Сцена из спектакля. Фото Е. Кравцовой

В условиях рационалистичной режиссуры и рационалистичного оформления, в отсутствие мейерхольдовского рока и головинского ампира актерам предложено реализовать лермонтовский «Маскарад» средствами старого — увы или к счастью, но не существующего — театра. Жанровый результат при таких условиях можно было предсказать заранее — лермонтовский мелодраматизм сквозит отовсюду. И с наибольшей силой он проявляется при появлении Неизвестного — Николая Мартона. Чем больше актер, отвечающий за инфернальное, кажется, во всех спектаклях Александринки последнего десятилетия, подпускает таинственности и значимости, тем отчетливее в нем проступают черты классического мелодраматического злодея. И не его вина! Без выраженности постановочными средствами инфернальное на сцене, быть может, вообще не реализуемо. Мелодрама — так мелодрама. Достойный театральный жанр. Но все же не ради него затевался спектакль.

Сцена из спектакля. Фото Е. Кравцовой

Пожалуй, самое интересное в александринском спектакле — как такие разные актеры, Петр Семак и Дмитрий Лысенков (разные во всем: в возрасте, психотипе, привычной актерской технике, комплекции, в конце концов!), внедряют себя в «юрьевский рисунок ». Из-за той роли, которая отведена режиссером протагонисту, на выходе получается два разных спектакля. Но задача в обоих случаях стояла одна. Опять на память приходит Александр Бенуа. «Связать правдивую глубину переживаний с дивной музыкальностью речи» 8. Бенуа потерпел фиаско. Спустя век создатели «Воспоминаний будущего» повторили его путь. Слишком рациональная задача.

Арбенин Лысенкова ярче, острее, он словно выламывается из общего стиля отношений и диалога. Арбенин Семака точнее, уравновешеннее, в нем есть внутренняя сложность, сглаженная в исполнении Лысенкова. Разница между ними действительно огромна: Лысенков тяготеет к игре с маской, Семак — к игре характера. Но и в том, и в другом случае заданность юрьевского интонирования остается чуть ли не самоцелью. Оно — как иностранный язык, выученный на отлично, но так и не ставший родным.

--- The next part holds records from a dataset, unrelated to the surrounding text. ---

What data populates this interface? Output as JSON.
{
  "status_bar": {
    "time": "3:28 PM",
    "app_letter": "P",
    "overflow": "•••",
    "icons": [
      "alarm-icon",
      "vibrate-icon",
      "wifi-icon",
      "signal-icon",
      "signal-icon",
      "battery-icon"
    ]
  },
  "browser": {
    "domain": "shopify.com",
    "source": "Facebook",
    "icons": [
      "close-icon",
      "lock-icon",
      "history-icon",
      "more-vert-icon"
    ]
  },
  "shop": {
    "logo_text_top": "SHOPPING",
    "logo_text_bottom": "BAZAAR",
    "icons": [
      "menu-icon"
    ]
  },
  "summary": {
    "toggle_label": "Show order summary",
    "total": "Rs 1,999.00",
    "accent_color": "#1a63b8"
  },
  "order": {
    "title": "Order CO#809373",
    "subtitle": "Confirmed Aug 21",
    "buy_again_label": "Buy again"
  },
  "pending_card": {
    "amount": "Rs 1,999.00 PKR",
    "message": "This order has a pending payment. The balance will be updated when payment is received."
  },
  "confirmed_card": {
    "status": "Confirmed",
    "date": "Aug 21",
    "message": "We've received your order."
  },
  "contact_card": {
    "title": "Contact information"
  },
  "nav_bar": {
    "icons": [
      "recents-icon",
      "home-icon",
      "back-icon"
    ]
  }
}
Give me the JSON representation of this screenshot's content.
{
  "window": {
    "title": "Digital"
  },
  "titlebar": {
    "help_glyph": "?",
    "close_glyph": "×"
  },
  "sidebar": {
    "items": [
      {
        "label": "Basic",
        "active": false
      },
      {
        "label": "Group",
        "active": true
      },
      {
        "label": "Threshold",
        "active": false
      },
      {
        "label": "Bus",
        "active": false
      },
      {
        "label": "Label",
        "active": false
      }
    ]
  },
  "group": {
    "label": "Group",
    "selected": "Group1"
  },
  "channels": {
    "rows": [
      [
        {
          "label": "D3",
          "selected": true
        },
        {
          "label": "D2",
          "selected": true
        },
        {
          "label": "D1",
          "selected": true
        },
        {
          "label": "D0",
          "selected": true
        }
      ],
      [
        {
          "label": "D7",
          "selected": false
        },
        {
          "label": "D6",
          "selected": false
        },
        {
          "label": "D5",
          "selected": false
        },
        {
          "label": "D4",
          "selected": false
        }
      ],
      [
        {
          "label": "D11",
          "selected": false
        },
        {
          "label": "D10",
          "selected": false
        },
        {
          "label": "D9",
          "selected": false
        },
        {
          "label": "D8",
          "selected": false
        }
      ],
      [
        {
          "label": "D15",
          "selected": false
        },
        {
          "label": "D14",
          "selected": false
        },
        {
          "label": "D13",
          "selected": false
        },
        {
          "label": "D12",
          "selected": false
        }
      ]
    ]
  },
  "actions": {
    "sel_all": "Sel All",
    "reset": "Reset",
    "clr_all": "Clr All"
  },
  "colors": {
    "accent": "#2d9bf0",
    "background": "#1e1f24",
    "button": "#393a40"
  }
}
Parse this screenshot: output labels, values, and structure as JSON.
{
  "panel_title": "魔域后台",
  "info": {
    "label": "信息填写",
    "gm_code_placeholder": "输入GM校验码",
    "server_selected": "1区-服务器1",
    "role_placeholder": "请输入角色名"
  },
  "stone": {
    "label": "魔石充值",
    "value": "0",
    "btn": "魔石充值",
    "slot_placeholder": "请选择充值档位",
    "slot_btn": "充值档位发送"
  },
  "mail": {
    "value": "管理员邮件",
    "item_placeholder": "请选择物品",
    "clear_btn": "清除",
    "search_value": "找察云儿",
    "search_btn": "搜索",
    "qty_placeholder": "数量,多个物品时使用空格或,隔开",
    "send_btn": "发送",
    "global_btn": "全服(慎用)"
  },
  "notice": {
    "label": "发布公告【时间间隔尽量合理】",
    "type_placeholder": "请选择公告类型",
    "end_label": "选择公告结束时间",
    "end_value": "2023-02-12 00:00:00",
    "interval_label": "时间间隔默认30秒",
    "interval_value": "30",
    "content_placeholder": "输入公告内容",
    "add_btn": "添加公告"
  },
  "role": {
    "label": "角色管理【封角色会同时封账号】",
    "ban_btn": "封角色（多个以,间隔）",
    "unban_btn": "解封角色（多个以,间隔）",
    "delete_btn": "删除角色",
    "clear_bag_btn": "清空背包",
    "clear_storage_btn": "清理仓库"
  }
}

Эскиз декорации А. Головина к спектаклю «Маскарад». 1917 г.

Создатели спектакля предполагали диалог с мейерхольдовским «Маскарадом», диалог современности и традиции, но диалог этот вышел неполноценным. Быть может, потому, что так сформулированная задача больше подходит для научного (лабораторного?) исследования, чем для репертуарного театра. Кажется закономерным, что выпущенный к премьере буклет со статьей театроведа А. А. Чепурова не просто составляет спектаклю конкуренцию, но и превосходит его. Возможна ли в принципе «театральная археология» в живом театре?

Ноябрь 2014 г.

1 Мейерхольд В. Э. «Старинный театр» в С.-Петербурге (первый период) // Мейерхольд В. Э. Статьи, письма, речи, беседы: В 2 ч. М., 1968. Ч. 1. С. 191.
2 См. его статью: Бенуа А. Н. Балет в Александринке // Мейерхольд в русской театральной критике, 1892–1918. М., 1997. С. 205–211.
3 Мейерхольд В. Э. «Старинный театр» в С.-Петербурге // Мейерхольд В. Э. Статьи, письма, речи, беседы. Ч. 1. С. 190.
4 Там же.
5 Там же.
6 См. об этом: Рудницкий К. Л. Русское режиссерское искусство, 1908–1917. М., 1990. С. 20–21.
7 Мейерхольд В. Э. Возрождение цирка // Творческое наследие В. Э. Мейерхольда. М., 1978. С. 33.
8 Бенуа А. Н. Пушкинский спектакль // Речь. 1915. 31 марта.